The Terrible Truth About Snares
The wire loops hidden by hunters were the absolute worst danger in the forest. The computer program proved that the presence of wire snares significantly lowered the number of sightings for 18 out of the 31 animal groups!
This included the animals that hunters were trying to catch (like red duikers and bushbucks), but it also hurt animals that hunters were not trying to catch, including chimpanzees, elephants, African golden cats, gray-cheeked mangabeys, and Ashy red colobus monkeys.
Snares are indiscriminate. They don't care what animal steps into them. When a forest has a lot of snares, almost all the big and medium animals stop using that part of the woods because it is too dangerous.
Tree Cutting and Plant Gathering
When people went into the forest to cut down trees or take plants, it hurt 8 types of animals, including elephants. Elephants do not like being around areas where trees are chopped down and humans are walking around. Surprisingly, chimpanzees did not seem to care as much on camera, even though humans were cutting down the exact types of trees that chimpanzees love to use for building their sleeping nests!
Even more surprising: the gray-cheeked mangabey monkey was actually spotted more often in areas where plants were cut down!
Living on the Edge
The scientists also wanted to see if animals were scared of the forest edge where the human farms start.
The Scared One: The L'Hoest's monkey was the only animal that completely avoided the edge of the forest. They stayed deep in the middle of the woods where it was safe and quiet.
The Brave Ones: Six types of animals were actually spotted more often right at the edge of the forest. This included baboons, rats, servaline genets, bushbucks, tambourine doves, and black-and-white colobus monkeys. Why? Because they love to sneak out of the forest to steal delicious food from human gardens!
The Others: The rest of the animals (77% of them), including chimpanzees and elephants, did not seem to care how close they were to the edge.
Busted or Confirmed? The Verdict on Eco-Labels
So, let's look back at our big green myth: Can chimpanzees and elephants be used as reliable flagship-umbrella species for eco-labels?
The answer is... Yes, but they work much better when they work together!
The study proved that both animals pass the first test: they live in the same places as many other threatened species. If you save their habitat, you save the home of many other creatures.
But the study also showed that chimpanzees and elephants have different "superpowers" when it comes to being an umbrella:
Chimpanzees are the Space Kings: They live with more types of animals (26 groups) than elephants do. They cover a wider variety of neighbors.
Elephants are the Danger Indicators: Elephants are much more sensitive to human threats. They run away when people cut down trees, and they are highly affected by hunting snares.
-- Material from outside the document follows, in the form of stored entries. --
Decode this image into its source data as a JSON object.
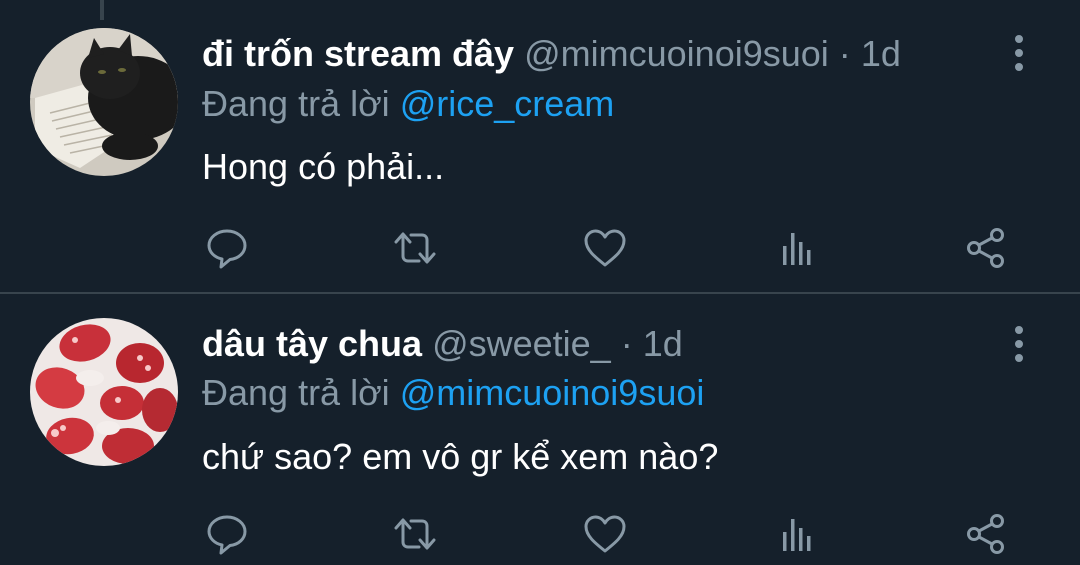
{
  "tweets": [
    {
      "display_name": "đi trốn stream đây",
      "handle": "@mimcuoinoi9suoi",
      "separator": "·",
      "time": "1d",
      "reply_prefix": "Đang trả lời",
      "reply_to": "@rice_cream",
      "text": "Hong có phải..."
    },
    {
      "display_name": "dâu tây chua",
      "handle": "@sweetie_",
      "separator": "·",
      "time": "1d",
      "reply_prefix": "Đang trả lời",
      "reply_to": "@mimcuoinoi9suoi",
      "text": "chứ sao? em vô gr kể xem nào?"
    }
  ],
  "icons": {
    "reply": "comment-icon",
    "retweet": "retweet-icon",
    "like": "heart-icon",
    "views": "analytics-icon",
    "share": "share-icon",
    "more": "more-vertical-icon"
  },
  "colors": {
    "background": "#15202b",
    "text": "#ffffff",
    "muted": "#8899a6",
    "accent": "#1da1f2",
    "divider": "#38444d"
  }
}
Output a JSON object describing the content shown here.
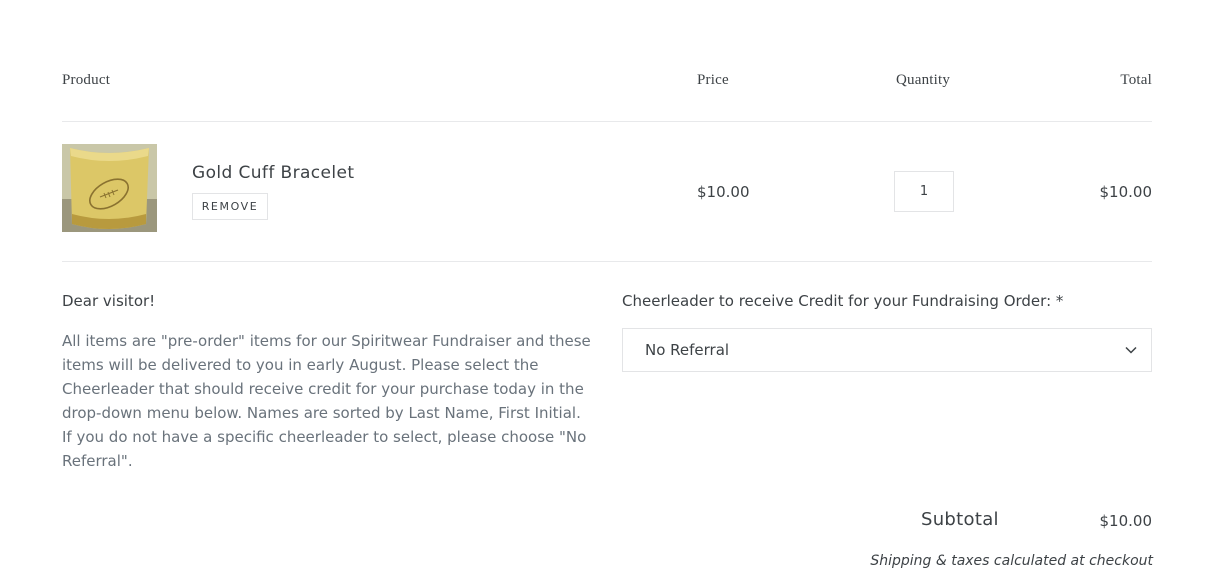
{
  "table_header": {
    "product": "Product",
    "price": "Price",
    "quantity": "Quantity",
    "total": "Total"
  },
  "cart_item": {
    "name": "Gold Cuff Bracelet",
    "remove_label": "REMOVE",
    "price": "$10.00",
    "quantity": "1",
    "line_total": "$10.00",
    "thumbnail_icon": "gold-cuff-football-image"
  },
  "note": {
    "greeting": "Dear visitor!",
    "body": "All items are \"pre-order\" items for our Spiritwear Fundraiser and these items will be delivered to you in early August. Please select the Cheerleader that should receive credit for your purchase today in the drop-down menu below. Names are sorted by Last Name, First Initial. If you do not have a specific cheerleader to select, please choose \"No Referral\"."
  },
  "referral": {
    "label": "Cheerleader to receive Credit for your Fundraising Order: *",
    "selected": "No Referral"
  },
  "totals": {
    "subtotal_label": "Subtotal",
    "subtotal_value": "$10.00",
    "shipping_note": "Shipping & taxes calculated at checkout"
  },
  "colors": {
    "text": "#3d4246",
    "muted_text": "#69727b",
    "border": "#e3e4e6",
    "gold": "#d8c15a"
  }
}
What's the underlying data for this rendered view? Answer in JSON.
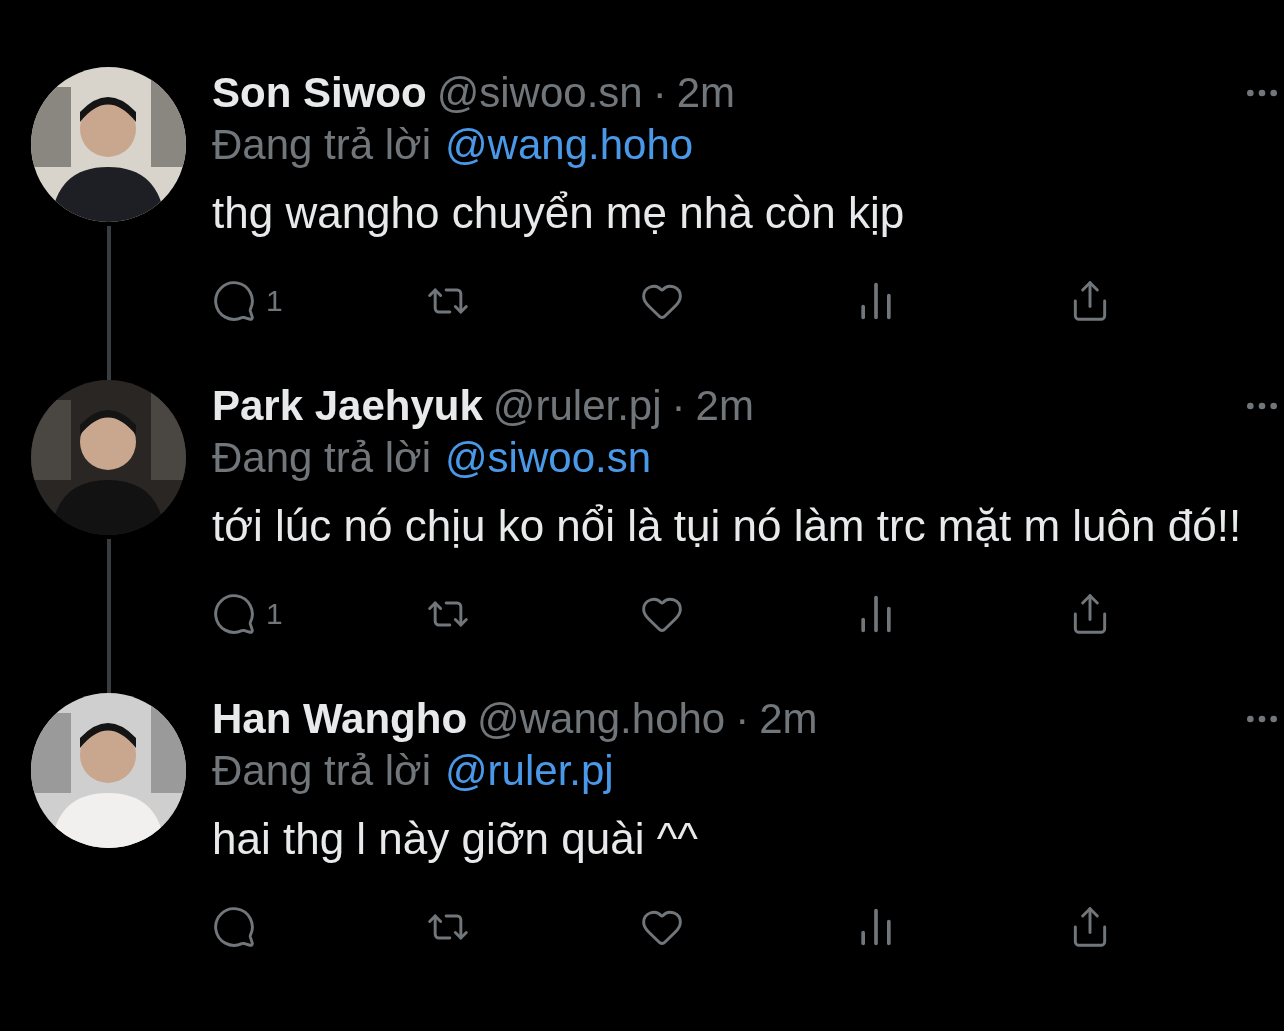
{
  "tweets": [
    {
      "name": "Son Siwoo",
      "handle": "@siwoo.sn",
      "separator": "·",
      "time": "2m",
      "reply_prefix": "Đang trả lời",
      "reply_to": "@wang.hoho",
      "text": "thg wangho chuyển mẹ nhà còn kịp",
      "replies": "1",
      "thread_below": true
    },
    {
      "name": "Park Jaehyuk",
      "handle": "@ruler.pj",
      "separator": "·",
      "time": "2m",
      "reply_prefix": "Đang trả lời",
      "reply_to": "@siwoo.sn",
      "text": "tới lúc nó chịu ko nổi là tụi nó làm trc mặt m luôn đó!!",
      "replies": "1",
      "thread_below": true
    },
    {
      "name": "Han Wangho",
      "handle": "@wang.hoho",
      "separator": "·",
      "time": "2m",
      "reply_prefix": "Đang trả lời",
      "reply_to": "@ruler.pj",
      "text": "hai thg l này giỡn quài ^^",
      "thread_below": false
    }
  ]
}
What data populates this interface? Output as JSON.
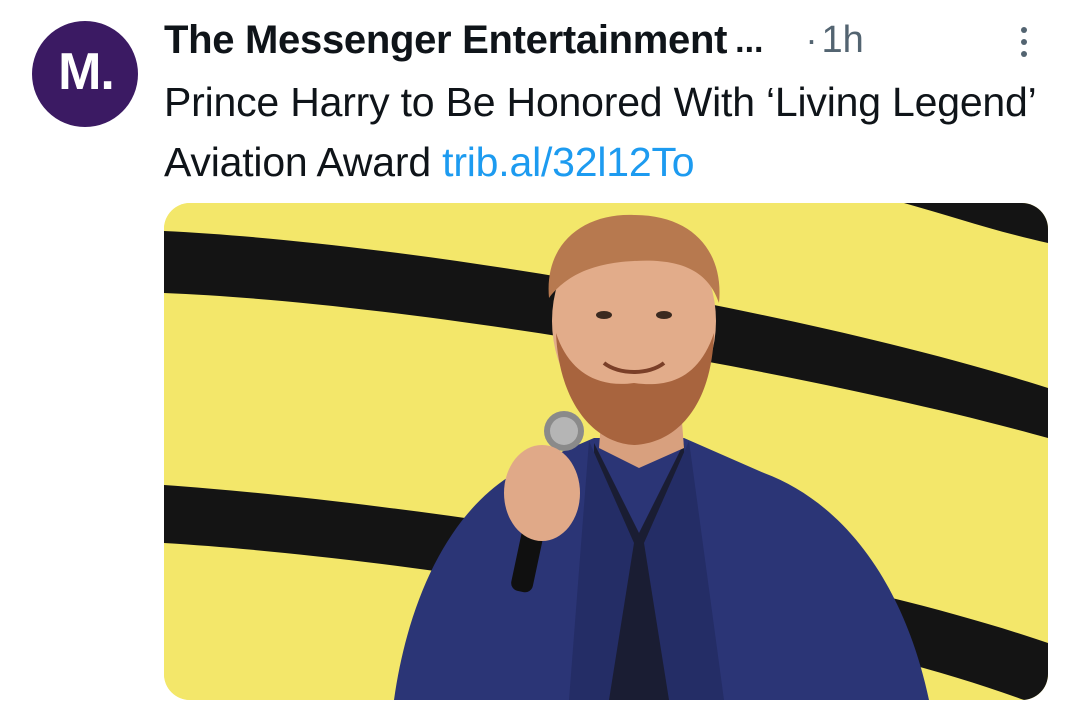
{
  "tweet": {
    "avatar_text": "M.",
    "author_name": "The Messenger Entertainment",
    "author_ellipsis": "...",
    "time_separator": "·",
    "time": "1h",
    "text": "Prince Harry to Be Honored With ‘Living Legend’ Aviation Award ",
    "link_text": "trib.al/32l12To",
    "more_icon": "more-vertical-icon",
    "photo_icon": "photo-of-man-speaking-at-microphone"
  },
  "colors": {
    "avatar_bg": "#3b1a63",
    "link": "#1d9bf0",
    "secondary_text": "#536471",
    "primary_text": "#0f1419",
    "photo_yellow": "#f3e76a",
    "photo_stripe": "#141414",
    "suit": "#2b3576"
  }
}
Because of this, the scientists recommend that new eco-labels—like a Chimpanzee Friendly Label or an African Elephant Friendly Label—should not choose just one animal. They should use both animals at the same time to get the perfect balance of protection!
How to Create a Perfect Eco-Label
The study concludes with some great advice for companies that want to make real, honest eco-labels that actually help the planet. If a company wants to put a chimpanzee or an elephant on their product box, they shouldn't just write a nice story. They must include real rules in their standards:
Fund Anti-Poaching Patrols: Labels should provide money to pay for forest guards to walk the woods and remove wire snares. Removing snares helps 18 different species all at once!
Help the Human Neighbors: People usually go into the forest to poach or cut trees because they are poor and need to feed their families. Eco-labels must ensure that farmers are paid fair, high prices for their tea or crops. When local communities have good incomes, they don't have to take risks by doing illegal things in the national park.
Teach and Share: Labels should help fund school programs to teach kids and adults how special their local wildlife is, turning arguments between humans and animals into peaceful cohabitation.